After the buzzer sounded to signal the end of an unremarkable Amateur Athletic Union basketball match in the gym of the Stronghold Christian Church, just outside Atlanta, Georgia, 10 players from the losing Dream Team Elite began to chase the referee, Sidney Freeman, around the court. When they started throwing digs at him, he went to defend himself but, eventually, they toppled the 6ft 5in veteran ref to the floor and laid into him with kicks and punches. He ended up with 30 stitches to his head and ear. The boys were 8th graders, meaning they were between 12-and 13-years-old.
Following an ice hockey game at a rink in Vail, Colorado, 64-year-old Ron Groothedde was confronted by an irate father, angry at aspects of his refereeing performance. Originally from Canada and with experience of officiating every level of the sport, from the youngest kids to the pros, Groothedde saw his assailant pick up a large can of Lysol cleaning spray, and worried he was going to throw it at him. Instead, Aliaksei Khatsianevich sprayed the chemicals directly into his eyes. He was later arrested. That hockey game involved 14-year-old boys.
A trio of random samples there of the epidemic of assaults being committed against referees and umpires across America every week.
The most cursory Google search turns up hundreds of such cases, each more disturbing than the last. It doesn’t matter the sport. It doesn’t matter the state. It’s happening everywhere and to such an extent that those running children’s leagues in every code all report the same issue. They cannot get people to officiate games anymore. No wonder.
In a development depressingly familiar to Irish sporting authorities, coaches, parents and, sometimes, players behave so badly long-serving refs are hanging up their whistles, fed up with the abuse, realising the peril isn’t worth the pitiful amounts they earn per game.
Desperate to recruit replacements, leagues have increased pay only to discover most newcomers resign once they figure out the vilification they are expected to endure. Every single time out. The dystopian reality of children’s sport. Fun and games? Not anymore.
In some states, “Friday Night Lights”, the almost sacred tradition of high school football games in autumn, now take place on Thursdays and Saturdays too. Why? Because there aren’t enough referees to do all the matches in one evening anymore.
Fifty thousand high school refs have quit since 2019, and 80 per cent of those who sign up to replace them leave within two years.
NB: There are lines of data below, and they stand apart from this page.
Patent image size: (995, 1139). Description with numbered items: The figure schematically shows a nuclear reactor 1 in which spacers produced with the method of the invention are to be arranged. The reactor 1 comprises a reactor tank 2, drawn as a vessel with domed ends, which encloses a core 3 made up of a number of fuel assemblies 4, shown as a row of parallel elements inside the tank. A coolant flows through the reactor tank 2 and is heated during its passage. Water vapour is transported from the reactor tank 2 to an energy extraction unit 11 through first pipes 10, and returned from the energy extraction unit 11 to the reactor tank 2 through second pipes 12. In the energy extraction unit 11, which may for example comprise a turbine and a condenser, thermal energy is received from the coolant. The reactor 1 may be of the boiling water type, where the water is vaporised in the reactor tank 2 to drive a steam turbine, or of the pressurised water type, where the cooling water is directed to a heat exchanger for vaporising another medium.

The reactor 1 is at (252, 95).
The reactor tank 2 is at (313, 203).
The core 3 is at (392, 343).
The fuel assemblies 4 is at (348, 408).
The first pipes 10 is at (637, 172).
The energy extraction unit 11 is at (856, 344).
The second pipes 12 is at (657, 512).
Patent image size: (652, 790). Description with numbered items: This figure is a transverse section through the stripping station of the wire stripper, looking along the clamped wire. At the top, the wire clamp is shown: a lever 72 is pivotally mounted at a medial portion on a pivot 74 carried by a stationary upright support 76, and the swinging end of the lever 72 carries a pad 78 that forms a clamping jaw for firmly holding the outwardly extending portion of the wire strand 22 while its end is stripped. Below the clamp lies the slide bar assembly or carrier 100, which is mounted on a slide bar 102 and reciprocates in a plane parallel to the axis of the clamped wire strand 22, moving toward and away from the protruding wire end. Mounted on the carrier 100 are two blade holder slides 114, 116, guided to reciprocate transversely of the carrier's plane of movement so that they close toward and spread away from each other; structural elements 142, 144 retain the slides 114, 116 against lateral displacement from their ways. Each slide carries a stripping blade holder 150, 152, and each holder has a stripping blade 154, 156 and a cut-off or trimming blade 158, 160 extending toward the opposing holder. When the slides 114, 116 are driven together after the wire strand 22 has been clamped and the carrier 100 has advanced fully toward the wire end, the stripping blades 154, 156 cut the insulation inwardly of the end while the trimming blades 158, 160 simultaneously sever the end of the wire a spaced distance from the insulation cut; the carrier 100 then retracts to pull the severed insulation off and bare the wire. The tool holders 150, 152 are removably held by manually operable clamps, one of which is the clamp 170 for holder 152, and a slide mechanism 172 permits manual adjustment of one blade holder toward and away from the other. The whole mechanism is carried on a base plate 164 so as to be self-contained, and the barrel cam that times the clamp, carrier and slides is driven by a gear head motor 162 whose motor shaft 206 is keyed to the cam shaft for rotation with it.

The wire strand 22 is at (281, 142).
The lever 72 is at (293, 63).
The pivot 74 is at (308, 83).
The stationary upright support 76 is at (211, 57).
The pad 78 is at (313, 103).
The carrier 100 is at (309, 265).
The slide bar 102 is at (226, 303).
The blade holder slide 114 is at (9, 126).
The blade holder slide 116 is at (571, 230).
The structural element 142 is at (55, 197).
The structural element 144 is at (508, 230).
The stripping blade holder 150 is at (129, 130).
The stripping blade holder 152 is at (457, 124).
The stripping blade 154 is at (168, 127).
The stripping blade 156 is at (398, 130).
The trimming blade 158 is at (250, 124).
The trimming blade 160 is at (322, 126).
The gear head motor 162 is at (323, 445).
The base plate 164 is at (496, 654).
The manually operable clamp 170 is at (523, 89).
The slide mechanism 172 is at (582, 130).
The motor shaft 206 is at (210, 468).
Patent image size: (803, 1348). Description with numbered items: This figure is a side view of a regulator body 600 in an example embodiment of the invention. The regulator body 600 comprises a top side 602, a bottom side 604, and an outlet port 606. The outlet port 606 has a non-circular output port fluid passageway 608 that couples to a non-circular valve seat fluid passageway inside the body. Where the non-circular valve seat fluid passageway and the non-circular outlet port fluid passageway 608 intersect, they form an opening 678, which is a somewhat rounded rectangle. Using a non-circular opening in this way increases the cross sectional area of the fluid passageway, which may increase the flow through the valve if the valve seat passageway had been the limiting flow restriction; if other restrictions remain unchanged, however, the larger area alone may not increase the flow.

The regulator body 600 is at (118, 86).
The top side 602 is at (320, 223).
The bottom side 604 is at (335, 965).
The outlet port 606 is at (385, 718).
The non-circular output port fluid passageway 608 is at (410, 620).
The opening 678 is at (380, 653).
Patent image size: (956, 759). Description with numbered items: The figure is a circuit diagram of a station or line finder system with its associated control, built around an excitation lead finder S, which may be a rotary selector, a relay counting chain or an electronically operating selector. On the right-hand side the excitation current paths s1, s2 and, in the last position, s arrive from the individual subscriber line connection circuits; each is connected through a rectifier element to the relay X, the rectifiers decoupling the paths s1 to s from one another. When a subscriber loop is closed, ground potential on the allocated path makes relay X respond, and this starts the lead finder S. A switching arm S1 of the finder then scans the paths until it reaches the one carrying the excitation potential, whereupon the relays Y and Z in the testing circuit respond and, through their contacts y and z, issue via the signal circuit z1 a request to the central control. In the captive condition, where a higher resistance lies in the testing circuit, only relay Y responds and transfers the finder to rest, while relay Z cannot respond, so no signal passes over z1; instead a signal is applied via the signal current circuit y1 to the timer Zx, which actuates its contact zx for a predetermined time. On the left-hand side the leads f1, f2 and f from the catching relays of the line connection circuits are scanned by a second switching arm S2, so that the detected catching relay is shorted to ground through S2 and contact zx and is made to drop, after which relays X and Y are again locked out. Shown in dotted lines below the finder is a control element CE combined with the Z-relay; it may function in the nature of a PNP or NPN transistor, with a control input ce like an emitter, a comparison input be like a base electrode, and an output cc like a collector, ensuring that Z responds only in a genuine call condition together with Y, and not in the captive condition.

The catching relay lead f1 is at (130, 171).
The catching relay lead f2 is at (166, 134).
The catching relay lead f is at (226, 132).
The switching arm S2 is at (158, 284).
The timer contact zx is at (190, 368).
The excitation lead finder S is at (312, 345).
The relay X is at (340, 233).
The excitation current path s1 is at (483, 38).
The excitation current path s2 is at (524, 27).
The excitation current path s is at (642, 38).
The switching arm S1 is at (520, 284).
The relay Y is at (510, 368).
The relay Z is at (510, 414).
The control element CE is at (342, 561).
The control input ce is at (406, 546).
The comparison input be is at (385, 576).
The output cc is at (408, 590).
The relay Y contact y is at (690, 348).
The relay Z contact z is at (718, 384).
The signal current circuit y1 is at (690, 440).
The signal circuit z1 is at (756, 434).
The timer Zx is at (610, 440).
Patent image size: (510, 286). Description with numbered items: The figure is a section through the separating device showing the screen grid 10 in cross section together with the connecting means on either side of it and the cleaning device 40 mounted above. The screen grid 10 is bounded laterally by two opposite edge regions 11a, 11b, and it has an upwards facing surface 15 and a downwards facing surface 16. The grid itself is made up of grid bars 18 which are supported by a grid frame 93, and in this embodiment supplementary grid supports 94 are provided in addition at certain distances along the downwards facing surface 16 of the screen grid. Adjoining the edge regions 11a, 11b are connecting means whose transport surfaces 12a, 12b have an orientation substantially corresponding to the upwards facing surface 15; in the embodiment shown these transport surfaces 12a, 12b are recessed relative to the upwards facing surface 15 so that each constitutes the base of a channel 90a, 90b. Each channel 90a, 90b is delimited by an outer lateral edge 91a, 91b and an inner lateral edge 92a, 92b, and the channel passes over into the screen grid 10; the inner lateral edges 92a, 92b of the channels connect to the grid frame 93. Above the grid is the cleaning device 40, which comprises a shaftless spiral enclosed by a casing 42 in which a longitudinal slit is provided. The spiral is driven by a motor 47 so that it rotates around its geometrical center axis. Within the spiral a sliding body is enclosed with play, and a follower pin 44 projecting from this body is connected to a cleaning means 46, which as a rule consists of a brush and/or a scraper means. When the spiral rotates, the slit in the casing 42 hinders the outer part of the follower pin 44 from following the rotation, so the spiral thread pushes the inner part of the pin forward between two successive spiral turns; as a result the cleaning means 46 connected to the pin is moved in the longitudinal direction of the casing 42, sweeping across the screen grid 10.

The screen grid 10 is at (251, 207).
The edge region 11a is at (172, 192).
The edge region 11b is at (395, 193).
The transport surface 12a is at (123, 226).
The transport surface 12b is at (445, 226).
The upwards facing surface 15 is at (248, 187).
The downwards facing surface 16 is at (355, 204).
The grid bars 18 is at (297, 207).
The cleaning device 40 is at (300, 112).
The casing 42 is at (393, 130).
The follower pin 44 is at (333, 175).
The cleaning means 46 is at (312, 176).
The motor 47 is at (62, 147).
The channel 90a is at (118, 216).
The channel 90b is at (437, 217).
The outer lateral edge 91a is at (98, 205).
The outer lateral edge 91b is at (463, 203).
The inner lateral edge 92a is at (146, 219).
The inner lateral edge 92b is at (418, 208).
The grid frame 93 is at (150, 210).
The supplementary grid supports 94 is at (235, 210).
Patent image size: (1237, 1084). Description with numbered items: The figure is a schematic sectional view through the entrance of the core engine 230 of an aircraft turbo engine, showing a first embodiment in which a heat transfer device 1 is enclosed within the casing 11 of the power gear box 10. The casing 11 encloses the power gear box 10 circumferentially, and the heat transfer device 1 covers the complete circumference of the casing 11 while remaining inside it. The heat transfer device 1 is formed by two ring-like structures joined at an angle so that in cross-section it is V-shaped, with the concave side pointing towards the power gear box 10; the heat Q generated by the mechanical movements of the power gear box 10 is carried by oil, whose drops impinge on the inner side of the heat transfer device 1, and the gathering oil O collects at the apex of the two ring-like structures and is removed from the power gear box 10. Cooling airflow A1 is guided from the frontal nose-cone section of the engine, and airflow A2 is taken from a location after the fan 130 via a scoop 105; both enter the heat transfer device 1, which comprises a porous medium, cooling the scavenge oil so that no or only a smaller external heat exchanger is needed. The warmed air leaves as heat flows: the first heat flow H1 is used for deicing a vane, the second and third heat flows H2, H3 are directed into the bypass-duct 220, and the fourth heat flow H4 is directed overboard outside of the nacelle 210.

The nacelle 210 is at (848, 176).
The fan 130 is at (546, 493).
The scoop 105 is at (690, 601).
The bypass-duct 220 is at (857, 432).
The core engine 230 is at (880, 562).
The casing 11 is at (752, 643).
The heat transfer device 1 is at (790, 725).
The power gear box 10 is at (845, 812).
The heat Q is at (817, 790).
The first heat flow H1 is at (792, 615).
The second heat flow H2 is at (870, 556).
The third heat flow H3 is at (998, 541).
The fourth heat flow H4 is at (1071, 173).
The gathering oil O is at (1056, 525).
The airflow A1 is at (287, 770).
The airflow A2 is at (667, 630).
No money is worth enduring vitriol from demented mothers and fathers who abandon all sense of decency and propriety once they hear a whistle blow and see their child enter the fray. The way such rabid parents go after young, inexperienced officials is particularly depressing.
“I think that the higher financial stakes at the top of the game have had a knock-on effect further down – at youth level,” says Ian Plenderleith, author of Reffing Tales, and somebody who has refereed soccer in the United States and Germany. “Parents, coaches and players all harbour unrealistic hopes of being among that tiny percentage to make it to the top, while the theatrical conduct of top-level coaches under constant pressure to win is mimicked every weekend in amateur and youth soccer.
“The media play a part too – cameras on the coaches at all times constantly replaying in slo-mo every single emotional reaction to every play like it was the most important part of the game. Coaches at the lower level see that and think it’s the normal way to behave.”
None of this is normal, yet it just seems to have become accepted. To dip into the coverage of kids’ sports nationwide is to glimpse a very sick society. A ref at an Under-8 hockey game needing a police escort to escape the baying crowd. A 19-year-old officiating an Under-10 soccer match having to run the gauntlet of angry parents calling him “a piece of shit” at the final whistle. A woman wearing a “Mother of the Year” shirt punching a softball umpire in the face after she was asked to leave her 12-year-old daughter’s game for yelling profanities at opposing players.
In some states, local politicians are considering introducing legislation to make attacking sports officials a more serious offence. As if there aren’t already actual laws in place to punish those who commit assault.
While the search for solutions goes on, refs are disappearing at a pace and, in a related note, 70 per cent of American children walk away from organised sport by the age of 13. Maybe one day we will end up with no kids’ games at all. Where would the parents go to vent their frustration at the world then?